The legislative interference comes at a time when we are working hard to improve the quality of care and make it more patient-and family-centered. This contrast was noted in a new report from the National Partnership for Women & Families, "Bad Medicine: How a Political Agenda is Undermining Women's Health Care," which examines abortion restrictions that are contrary to medical standards and efforts to improve care.

Pennsylvania has seen its share of examples of this phenomenon. The bad-medicine mandates on the books here include a mandate that care providers offer women irrelevant and unnecessary information designed to discourage them from seeking an abortion. Another prohibits health-care providers from disclosing the chemicals used in natural-gas extraction to their patients, even if they believe those chemicals made them ill.

Interference like this has to stop, and there is a chance to make that happen here in Pennsylvania, where state legislators are launching an effort to prevent such bad-medicine laws. Legislation to protect the patient-provider relationship, the Patient Trust Act, was recently introduced by Sen. Mike Stack (D., Phila.) as part of the Pennsylvania Women's Health Agenda; it's expected to be introduced in the House this week by Rep. Dan Frankel (D., Allegheny). It would help ensure that health-care providers are not required to give their patients information that is medically inaccurate or, conversely, prohibited from giving them information that is appropriate and accurate. It would also help ensure that providers are not required to deliver care that is inconsistent with evidence-based medical standards, or prevented from delivering care that adheres to such standards. Such protections are sorely needed, and this bill deserves the support of the legislature and the public.

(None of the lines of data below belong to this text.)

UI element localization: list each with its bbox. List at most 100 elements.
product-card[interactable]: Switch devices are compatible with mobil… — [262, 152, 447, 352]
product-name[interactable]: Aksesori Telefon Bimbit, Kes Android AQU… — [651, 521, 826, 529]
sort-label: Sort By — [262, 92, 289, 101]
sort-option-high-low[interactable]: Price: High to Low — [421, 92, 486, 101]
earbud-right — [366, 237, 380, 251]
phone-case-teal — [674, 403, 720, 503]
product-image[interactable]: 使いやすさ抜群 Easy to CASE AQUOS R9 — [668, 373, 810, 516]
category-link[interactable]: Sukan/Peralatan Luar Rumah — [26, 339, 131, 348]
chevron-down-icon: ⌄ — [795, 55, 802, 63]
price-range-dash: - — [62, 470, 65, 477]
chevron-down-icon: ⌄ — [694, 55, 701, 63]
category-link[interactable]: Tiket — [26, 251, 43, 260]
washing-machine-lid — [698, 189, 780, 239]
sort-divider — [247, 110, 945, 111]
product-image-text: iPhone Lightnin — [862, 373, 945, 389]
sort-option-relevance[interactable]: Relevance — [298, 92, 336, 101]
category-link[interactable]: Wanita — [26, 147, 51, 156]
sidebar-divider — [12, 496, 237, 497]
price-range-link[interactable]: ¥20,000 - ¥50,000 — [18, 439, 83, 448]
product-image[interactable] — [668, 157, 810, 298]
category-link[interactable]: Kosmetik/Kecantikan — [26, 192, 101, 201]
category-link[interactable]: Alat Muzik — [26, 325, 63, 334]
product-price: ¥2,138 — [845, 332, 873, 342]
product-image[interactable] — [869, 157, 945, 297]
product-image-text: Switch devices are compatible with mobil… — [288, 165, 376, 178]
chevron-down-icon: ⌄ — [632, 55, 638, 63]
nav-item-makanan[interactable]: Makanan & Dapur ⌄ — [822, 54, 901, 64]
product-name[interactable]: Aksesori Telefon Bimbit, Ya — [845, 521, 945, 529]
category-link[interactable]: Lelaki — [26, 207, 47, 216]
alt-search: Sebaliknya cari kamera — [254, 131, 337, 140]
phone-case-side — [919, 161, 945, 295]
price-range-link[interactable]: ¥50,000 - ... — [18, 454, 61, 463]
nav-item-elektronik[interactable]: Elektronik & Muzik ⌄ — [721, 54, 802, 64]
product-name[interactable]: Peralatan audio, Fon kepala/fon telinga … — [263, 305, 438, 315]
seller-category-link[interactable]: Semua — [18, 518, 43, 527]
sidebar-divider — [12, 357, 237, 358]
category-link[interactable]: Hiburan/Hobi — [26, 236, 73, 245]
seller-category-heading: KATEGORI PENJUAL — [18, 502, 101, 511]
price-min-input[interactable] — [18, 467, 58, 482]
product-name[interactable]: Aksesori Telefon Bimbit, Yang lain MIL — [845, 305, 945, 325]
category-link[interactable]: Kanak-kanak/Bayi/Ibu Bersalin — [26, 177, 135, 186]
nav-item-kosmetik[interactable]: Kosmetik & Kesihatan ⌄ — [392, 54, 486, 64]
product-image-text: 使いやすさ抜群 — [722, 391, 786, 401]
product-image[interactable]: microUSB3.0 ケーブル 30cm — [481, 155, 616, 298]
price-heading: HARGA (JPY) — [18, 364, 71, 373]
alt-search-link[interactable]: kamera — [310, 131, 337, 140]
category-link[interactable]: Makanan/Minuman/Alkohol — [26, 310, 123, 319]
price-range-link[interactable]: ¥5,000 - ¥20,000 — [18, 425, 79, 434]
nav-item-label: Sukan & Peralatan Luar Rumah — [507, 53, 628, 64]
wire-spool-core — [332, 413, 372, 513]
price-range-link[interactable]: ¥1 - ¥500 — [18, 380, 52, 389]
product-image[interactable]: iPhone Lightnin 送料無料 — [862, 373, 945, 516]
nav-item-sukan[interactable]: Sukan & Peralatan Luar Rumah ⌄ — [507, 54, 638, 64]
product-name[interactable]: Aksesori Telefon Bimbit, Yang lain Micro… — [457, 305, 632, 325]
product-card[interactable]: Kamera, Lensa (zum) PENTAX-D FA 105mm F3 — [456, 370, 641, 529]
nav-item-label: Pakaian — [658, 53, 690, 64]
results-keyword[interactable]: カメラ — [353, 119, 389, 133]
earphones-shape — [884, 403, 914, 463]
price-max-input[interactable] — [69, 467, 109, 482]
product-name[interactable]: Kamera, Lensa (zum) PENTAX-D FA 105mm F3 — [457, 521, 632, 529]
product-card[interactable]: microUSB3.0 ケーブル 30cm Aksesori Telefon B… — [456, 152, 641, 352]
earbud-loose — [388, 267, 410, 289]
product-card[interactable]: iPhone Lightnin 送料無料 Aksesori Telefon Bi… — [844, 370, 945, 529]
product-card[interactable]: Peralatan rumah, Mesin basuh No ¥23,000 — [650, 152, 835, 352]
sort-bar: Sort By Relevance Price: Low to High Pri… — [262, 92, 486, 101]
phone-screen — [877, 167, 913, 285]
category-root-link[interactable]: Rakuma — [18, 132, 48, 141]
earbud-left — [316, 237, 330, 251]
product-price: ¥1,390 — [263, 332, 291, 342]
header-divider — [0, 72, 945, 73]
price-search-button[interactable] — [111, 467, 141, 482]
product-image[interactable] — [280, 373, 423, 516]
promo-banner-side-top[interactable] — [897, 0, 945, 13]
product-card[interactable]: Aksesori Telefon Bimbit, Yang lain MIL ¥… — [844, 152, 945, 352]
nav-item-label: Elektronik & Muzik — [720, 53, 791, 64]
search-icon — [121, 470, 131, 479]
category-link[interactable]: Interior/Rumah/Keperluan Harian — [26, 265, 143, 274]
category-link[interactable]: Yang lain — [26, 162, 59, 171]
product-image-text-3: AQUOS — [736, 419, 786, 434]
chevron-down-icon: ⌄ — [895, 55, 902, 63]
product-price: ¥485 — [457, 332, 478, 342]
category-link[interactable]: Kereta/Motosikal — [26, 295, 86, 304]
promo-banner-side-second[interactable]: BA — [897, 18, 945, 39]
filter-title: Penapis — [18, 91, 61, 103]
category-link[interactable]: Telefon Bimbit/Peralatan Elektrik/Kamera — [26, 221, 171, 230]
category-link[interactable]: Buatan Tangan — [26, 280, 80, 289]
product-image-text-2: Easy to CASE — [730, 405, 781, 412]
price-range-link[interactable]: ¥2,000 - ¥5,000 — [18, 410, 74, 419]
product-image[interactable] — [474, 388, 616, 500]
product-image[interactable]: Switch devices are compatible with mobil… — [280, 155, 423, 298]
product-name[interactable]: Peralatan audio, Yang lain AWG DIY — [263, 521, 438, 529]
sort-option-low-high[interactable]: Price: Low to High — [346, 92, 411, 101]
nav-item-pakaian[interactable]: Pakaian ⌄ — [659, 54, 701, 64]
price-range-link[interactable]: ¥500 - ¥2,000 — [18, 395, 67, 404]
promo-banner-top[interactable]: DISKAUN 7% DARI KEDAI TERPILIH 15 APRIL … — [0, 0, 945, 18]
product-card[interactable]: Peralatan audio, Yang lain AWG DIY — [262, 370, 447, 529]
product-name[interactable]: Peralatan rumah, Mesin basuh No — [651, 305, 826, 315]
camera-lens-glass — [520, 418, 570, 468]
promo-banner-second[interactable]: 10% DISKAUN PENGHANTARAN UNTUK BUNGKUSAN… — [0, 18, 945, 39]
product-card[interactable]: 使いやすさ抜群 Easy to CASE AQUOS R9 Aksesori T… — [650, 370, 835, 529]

Government certainly has an important role to play in regulating the health-care system. The federal and state governments provide health coverage for nearly half the U.S. population through Medicare, Medicaid, the Children's Health Insurance Program, and the Department of Veterans Affairs. We need government to approve drugs and medical devices that are safe and effective, assure that drugs and devices are manufactured properly, fund medical research, support the education and training of the health-care workforce, protect public health, and much more.

The Patient Trust Act makes a strong statement about the difference between appropriate regulation and out-of-bounds political interference. It would be an important step toward protecting the patient-provider relationship and ensuring that politics don't trump high-quality health care.